A low HCG level at the start doesn’t mean that everything is over. Fertility patients are the ones who worry the most because they are the only ones who know exactly when conception happened. Since they test early, they probably won’t do well. What’s important is how the HCG levels rise. 85 percent of pregnancies that last do what they should.

4. Make a plan.

Getting an ultrasound is the best way to find out how your pregnancy is going. At 6.5 weeks, your HCG levels should be at least 2,000 mIU/mL and probably higher. The foetal heartbeat can then be seen and heard in the scanning room. It can be dangerous to put too much stock in HCG scores.

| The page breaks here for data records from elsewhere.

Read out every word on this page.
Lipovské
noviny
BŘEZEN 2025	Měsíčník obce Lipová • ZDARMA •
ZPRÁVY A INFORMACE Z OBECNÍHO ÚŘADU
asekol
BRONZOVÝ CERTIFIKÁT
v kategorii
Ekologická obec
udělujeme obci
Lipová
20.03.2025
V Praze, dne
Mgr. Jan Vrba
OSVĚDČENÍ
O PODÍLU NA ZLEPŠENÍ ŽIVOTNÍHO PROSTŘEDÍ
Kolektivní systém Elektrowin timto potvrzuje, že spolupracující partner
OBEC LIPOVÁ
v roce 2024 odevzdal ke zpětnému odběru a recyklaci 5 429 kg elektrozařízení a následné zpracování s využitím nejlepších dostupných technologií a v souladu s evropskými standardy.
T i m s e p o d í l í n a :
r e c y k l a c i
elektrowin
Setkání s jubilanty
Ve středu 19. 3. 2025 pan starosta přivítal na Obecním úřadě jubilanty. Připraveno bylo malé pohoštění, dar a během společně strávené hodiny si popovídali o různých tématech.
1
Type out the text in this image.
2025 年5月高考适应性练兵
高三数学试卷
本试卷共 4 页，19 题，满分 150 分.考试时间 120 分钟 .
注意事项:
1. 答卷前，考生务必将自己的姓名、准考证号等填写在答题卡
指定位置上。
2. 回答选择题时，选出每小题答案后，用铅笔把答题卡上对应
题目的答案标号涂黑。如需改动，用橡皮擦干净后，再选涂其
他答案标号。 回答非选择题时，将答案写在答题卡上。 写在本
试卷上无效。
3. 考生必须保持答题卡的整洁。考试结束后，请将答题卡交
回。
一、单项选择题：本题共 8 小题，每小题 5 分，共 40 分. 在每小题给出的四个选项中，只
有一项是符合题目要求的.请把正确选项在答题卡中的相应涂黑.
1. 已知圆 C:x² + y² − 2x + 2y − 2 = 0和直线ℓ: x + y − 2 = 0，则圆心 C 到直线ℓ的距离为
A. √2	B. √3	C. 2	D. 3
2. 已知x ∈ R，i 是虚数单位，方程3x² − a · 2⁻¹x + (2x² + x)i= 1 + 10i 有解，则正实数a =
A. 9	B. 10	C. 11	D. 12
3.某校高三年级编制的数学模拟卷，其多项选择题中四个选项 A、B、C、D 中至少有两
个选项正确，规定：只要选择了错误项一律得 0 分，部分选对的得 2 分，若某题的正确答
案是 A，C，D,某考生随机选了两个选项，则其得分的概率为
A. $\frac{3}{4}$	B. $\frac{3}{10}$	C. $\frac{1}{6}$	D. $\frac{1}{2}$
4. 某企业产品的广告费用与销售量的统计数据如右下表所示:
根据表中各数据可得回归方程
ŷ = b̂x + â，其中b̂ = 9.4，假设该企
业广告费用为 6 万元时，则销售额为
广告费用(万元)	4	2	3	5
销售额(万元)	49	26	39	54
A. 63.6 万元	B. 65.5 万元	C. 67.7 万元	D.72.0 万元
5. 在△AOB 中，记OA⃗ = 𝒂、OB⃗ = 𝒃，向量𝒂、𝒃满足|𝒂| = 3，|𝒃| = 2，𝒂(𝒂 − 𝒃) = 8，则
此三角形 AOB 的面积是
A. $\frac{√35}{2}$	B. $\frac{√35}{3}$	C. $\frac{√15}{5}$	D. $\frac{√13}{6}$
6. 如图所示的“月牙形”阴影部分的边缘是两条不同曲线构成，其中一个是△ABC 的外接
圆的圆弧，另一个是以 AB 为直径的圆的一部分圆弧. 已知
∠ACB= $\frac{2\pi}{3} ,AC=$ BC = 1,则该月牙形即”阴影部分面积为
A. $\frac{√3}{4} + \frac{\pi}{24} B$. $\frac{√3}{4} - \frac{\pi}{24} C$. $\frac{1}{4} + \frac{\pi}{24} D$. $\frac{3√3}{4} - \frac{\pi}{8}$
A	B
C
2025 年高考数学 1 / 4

5. How high or low? Maybe it doesn’t matter.

As was already said, talking about “low” and “high” scores But very low scores could be a sign of a blighted ovum, an ectopic pregnancy, or a miscarriage. And very high numbers could mean a molar pregnancy or, more likely, that there is more than one baby. Don’t worry; those are the worst things that could happen. Most pregnancies don’t end up like that.

6. Watch out for that button.

If you’ve used your own eggs in IVF, don’t test too soon. The synthetic HCG used to make you ovulate that is in your trigger shot (like Ovitrelle and Pregnyl) can stay in your blood for days. You might get the wrong answer. Not good.

People who are trying to get pregnant are sometimes given two HCG shots. These can give false positives that are even stronger. The HCG diet can help, too. (By the way, there is no proof that the HCG diet works.)

7. Numbers that go fast are best.

Even if your HCG levels only go up by 50 or 60% in the first few days, this may not be a problem. Anything less than that is a worry. To put it another way, if your HCG scores are soaring into the four- and five-digit range, you have reason to be very hopeful.

8. Where and how to buy HCG injections

HCG injections can increase a woman’s chances of pregnancy. The brand of HCG varies depending on your body type. Fatboy Fitman has hcg injections for sale online.

9. Look out for ectopics.

If you have an ectopic pregnancy, your HCG levels can show it. If your scores say you have one, act quickly. One out of every 100 pregnancies is ectopic. If you’ve tried to get pregnant, your chances are higher. If your HCG levels are going down, it means that your pregnancy is over or may soon be over. It could also mean an ectopic that goes away on its own.

If your HCG level goes up by less than 66 percent every 48 hours, you might have an ectopic pregnancy, but it’s not a sure thing. Some ectopics start out with normal HCG levels, which then go down.

10. “Normal” HCG levels doesn’t mean anything.

Always follow the golden rule. There is no such thing as a “normal” level of HCG. Just make sure your doctor keeps a close eye on you once the test comes back positive. Have your blood checked twice or three times, 48 hours apart. and a quick checkup. And only trust a person who is trained in medicine, not the internet.